By Granite State Report

New Hampshire’s kids won’t be asking only “What job will I get?” so much as “How will I create value, meaning, and security in a world where jobs are modular, automated, and optional?” This policy playbook is a pragmatic roadmap for the Granite State to thrive as AI, automation, and platformization reshape work. It mixes near-term moves (this biennium) with structural reforms (this decade), grounded in evidence from New Hampshire’s own data plus global pilots and research.


Why plan now

  • AI will alter most jobs, fast. The IMF estimates AI will affect ~40% of jobs worldwide and ~60% in advanced economies. That doesn’t mean all those jobs vanish; it means tasks, wages, demand, and required skills shift—sometimes dramatically. (IMF)
  • NH’s growth is modest and uneven. State projections show employment rising from ~719,300 (2022) to ~761,300 (2032) (+42,000, ~5.8%). Good news—but not a rising tide for everyone, and the mix of occupations is changing. (New Hampshire Employment Security)
  • Openings outpace available workers. In July 2025, NH had ~34,000 job openings (4.6% rate), with only 0.7 unemployed people per opening—classic mismatch. We must align people → tasks → tools. (Bureau of Labor Statistics)

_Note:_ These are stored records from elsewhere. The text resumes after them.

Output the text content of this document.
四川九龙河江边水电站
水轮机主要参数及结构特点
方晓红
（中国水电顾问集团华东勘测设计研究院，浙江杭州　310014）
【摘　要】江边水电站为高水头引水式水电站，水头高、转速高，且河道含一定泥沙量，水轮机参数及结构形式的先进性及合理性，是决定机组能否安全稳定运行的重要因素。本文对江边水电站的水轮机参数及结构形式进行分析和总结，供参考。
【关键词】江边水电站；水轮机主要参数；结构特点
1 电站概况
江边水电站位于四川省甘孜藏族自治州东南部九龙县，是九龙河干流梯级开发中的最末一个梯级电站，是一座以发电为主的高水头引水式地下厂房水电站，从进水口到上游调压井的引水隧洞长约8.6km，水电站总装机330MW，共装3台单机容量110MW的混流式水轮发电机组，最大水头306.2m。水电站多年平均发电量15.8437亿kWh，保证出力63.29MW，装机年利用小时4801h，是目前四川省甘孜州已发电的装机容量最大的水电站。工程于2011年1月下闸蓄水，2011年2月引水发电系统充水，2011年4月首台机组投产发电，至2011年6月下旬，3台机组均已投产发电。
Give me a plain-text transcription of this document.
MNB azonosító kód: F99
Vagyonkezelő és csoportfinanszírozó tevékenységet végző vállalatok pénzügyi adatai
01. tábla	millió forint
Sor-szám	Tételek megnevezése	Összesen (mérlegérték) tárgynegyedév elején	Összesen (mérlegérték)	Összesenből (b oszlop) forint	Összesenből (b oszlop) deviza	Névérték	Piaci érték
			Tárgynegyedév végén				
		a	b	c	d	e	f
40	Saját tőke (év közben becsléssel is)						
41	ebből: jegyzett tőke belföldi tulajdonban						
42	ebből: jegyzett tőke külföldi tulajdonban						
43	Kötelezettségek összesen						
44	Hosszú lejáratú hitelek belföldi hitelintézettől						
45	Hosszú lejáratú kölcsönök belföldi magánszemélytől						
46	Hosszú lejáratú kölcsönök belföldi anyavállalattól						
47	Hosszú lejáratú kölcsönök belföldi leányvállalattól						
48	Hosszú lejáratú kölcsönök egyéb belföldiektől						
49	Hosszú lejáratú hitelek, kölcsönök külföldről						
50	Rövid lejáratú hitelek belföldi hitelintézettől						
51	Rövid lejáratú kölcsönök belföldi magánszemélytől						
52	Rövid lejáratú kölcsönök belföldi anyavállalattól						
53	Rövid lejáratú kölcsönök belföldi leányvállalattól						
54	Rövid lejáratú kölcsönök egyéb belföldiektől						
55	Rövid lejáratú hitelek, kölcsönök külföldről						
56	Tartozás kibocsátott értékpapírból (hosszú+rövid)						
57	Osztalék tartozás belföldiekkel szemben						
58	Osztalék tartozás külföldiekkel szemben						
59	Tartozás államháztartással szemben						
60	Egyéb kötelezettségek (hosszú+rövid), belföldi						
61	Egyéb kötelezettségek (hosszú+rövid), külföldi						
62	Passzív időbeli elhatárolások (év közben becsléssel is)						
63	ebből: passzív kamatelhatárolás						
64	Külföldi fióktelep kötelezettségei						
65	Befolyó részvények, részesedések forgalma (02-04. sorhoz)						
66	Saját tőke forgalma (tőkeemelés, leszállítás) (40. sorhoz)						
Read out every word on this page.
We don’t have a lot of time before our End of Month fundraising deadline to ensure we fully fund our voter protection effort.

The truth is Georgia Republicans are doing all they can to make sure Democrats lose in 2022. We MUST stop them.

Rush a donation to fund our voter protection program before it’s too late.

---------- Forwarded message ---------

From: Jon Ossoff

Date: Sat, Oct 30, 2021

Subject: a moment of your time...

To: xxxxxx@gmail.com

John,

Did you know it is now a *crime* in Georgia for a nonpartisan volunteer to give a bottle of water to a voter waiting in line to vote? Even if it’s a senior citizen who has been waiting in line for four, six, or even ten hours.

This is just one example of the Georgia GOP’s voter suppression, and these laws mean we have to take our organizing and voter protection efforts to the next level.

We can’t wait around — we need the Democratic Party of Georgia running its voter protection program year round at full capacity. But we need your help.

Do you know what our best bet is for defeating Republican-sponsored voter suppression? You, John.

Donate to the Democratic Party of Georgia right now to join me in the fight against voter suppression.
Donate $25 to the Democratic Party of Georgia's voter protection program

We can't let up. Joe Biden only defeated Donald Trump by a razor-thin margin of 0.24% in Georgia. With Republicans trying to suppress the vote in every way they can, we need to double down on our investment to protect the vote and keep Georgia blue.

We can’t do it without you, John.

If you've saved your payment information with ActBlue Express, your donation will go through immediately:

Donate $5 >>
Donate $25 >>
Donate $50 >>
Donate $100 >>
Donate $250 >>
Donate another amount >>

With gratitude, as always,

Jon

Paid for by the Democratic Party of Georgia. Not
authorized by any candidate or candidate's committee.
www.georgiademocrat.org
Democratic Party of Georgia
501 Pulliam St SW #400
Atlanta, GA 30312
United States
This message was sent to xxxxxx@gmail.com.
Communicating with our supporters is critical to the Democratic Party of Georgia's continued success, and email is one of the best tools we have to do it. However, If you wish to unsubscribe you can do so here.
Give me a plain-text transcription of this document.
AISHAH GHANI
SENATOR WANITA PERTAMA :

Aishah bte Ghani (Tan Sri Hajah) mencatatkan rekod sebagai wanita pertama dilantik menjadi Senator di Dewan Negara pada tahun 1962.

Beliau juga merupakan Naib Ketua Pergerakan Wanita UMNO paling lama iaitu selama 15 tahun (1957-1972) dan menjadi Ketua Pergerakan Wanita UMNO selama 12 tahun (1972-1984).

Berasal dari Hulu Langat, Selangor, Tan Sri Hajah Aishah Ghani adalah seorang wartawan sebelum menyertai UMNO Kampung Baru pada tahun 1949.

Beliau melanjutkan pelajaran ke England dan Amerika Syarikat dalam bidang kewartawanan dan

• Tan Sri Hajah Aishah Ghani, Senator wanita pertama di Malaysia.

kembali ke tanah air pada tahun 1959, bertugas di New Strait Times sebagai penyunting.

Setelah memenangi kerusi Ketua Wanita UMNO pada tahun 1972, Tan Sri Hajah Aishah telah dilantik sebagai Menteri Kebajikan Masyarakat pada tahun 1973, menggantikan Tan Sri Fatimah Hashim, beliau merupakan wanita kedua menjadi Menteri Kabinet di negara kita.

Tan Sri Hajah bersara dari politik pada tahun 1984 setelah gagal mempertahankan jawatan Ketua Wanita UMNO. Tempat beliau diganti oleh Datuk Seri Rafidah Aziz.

Translation: The future isn’t “no work.” It’s different work—more fluid, more augmented by AI, and less likely to look like a single 40-year career. The goal is to help Granite Staters build portfolio livelihoods—resilient mixes of paid projects, human-only roles, entrepreneurship, and community value—backed by modern safety nets.


Strategic Anchors (what’s true across all proposals)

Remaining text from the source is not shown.